Sending PUT Requests

On the client side, you can modify remote resource attributes using the PUT method:

  1. Prepare a callback that is called after the PUT request:

    function onresponse(remoteResponse) {
        console.log('result is ' + remoteResponse.result);
        /* remoteResponse.result is expected to be 'RESOURCE_CHANGED' */
    }
    
  2. Find a remote resource.

  3. Once you have a RemoteResource object (in mobile, wearable, and TV applications), use the success callback to create a Representation object (in mobile, wearable, and TV applications). This object represents the changes in attributes, types, and interfaces.

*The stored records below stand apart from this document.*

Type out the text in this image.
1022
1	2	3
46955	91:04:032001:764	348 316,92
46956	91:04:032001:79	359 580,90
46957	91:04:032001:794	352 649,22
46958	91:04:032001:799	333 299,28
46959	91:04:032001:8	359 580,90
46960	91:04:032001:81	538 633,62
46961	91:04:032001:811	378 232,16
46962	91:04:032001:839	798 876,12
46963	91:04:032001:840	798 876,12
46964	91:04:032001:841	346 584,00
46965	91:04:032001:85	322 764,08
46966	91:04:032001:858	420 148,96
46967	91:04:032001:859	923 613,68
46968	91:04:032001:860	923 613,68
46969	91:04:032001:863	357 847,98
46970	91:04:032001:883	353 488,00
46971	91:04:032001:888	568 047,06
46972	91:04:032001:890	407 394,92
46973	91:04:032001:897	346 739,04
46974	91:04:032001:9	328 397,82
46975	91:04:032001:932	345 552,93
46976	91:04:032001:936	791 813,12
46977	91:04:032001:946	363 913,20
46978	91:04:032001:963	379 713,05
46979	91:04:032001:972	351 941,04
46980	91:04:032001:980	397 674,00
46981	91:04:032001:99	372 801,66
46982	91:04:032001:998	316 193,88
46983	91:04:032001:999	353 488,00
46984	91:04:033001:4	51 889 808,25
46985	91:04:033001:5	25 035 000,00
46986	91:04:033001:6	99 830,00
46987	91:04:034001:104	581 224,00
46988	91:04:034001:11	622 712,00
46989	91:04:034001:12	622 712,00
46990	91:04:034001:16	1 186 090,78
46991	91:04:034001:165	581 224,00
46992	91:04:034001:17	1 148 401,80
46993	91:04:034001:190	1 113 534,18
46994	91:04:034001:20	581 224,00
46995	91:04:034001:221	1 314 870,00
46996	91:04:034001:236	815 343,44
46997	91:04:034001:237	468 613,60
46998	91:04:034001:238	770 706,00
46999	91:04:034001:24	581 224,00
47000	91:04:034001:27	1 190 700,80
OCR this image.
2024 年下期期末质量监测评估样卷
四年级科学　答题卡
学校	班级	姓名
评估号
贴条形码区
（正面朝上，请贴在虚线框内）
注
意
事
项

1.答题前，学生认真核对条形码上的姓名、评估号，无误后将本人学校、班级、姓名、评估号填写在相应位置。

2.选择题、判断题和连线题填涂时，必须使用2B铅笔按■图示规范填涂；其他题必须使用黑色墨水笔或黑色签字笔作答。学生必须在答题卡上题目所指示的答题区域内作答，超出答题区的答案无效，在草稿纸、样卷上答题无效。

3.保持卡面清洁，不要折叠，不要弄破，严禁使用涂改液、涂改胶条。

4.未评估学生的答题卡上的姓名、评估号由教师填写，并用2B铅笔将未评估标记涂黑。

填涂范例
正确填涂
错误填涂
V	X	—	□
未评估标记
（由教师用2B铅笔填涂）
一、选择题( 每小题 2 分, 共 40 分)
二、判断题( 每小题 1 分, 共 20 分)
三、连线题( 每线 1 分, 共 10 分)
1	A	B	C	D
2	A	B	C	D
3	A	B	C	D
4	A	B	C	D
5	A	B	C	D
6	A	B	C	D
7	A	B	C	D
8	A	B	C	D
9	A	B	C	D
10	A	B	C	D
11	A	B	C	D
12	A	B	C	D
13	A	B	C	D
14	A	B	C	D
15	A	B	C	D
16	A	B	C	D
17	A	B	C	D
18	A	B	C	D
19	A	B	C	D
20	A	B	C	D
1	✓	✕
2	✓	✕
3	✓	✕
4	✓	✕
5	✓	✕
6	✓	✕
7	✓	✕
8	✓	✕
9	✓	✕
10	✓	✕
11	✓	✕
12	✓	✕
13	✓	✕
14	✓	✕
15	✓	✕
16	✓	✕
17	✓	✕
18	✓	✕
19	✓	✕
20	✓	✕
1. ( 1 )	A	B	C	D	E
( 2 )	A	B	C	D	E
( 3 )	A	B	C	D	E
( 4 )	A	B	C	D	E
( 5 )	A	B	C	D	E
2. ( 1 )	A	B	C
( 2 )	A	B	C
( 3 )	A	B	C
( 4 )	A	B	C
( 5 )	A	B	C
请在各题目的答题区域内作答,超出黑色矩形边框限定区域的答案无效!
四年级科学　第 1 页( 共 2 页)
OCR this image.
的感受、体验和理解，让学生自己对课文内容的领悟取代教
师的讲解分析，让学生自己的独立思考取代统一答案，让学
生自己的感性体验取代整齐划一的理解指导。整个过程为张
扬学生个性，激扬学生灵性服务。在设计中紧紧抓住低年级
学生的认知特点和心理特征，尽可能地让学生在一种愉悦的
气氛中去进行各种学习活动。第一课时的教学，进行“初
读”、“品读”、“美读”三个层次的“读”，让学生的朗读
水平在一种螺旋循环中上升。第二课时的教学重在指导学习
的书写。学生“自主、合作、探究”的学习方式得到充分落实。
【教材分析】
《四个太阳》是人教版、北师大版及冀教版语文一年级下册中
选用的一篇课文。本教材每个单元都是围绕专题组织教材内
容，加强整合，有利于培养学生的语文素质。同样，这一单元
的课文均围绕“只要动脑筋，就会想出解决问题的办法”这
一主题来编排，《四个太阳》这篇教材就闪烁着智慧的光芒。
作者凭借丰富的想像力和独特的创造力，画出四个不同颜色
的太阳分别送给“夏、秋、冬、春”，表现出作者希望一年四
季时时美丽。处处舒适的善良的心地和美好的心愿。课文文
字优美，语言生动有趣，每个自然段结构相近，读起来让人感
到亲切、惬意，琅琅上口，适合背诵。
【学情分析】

    representation = new tizen.Representation(uriPath);
    representation.resourceTypes = ['core.door'];
    representation.attributes = {openstate: 'closed'};
    
  4. Call the methodPut() method on the RemoteResource object:

    /* Optional filter, query = null means no filter */
    query['filter'] = {openstate: 'open'}
    resource.methodPut(representation, onresponse, query, onerror);
    

    After a successful request, the onresponse callback is called with the result and updated resource representation. On a failure, the (optional) onerror callback is called.

Observing Resource Changes

On the client side, you can observe remote resource attribute changes with the startObserving() method, and the isAlive state with the setResourceStateChangeListener() method:

  1. Find a remote resource.

  2. Prepare a callback for state change events:

    function onchanged(isAlive) {
        if (isAlive == true) {
            console.log('Remote resource is alive');
        } else {
            console.log('Remote resource is lost');
        }
    }
    
  3. Register a listener on the RemoteResource object (in mobile, wearable, and TV applications):

    resource.setResourceStateChangeListener(onchanged);
    
  4. When the notifications are no longer needed, deregister the listener:

    resource.unsetResourceStateChangeListener();
    

You can monitor attribute changes in a remote resource similarly using the startObserving() method on the RemoteResource object.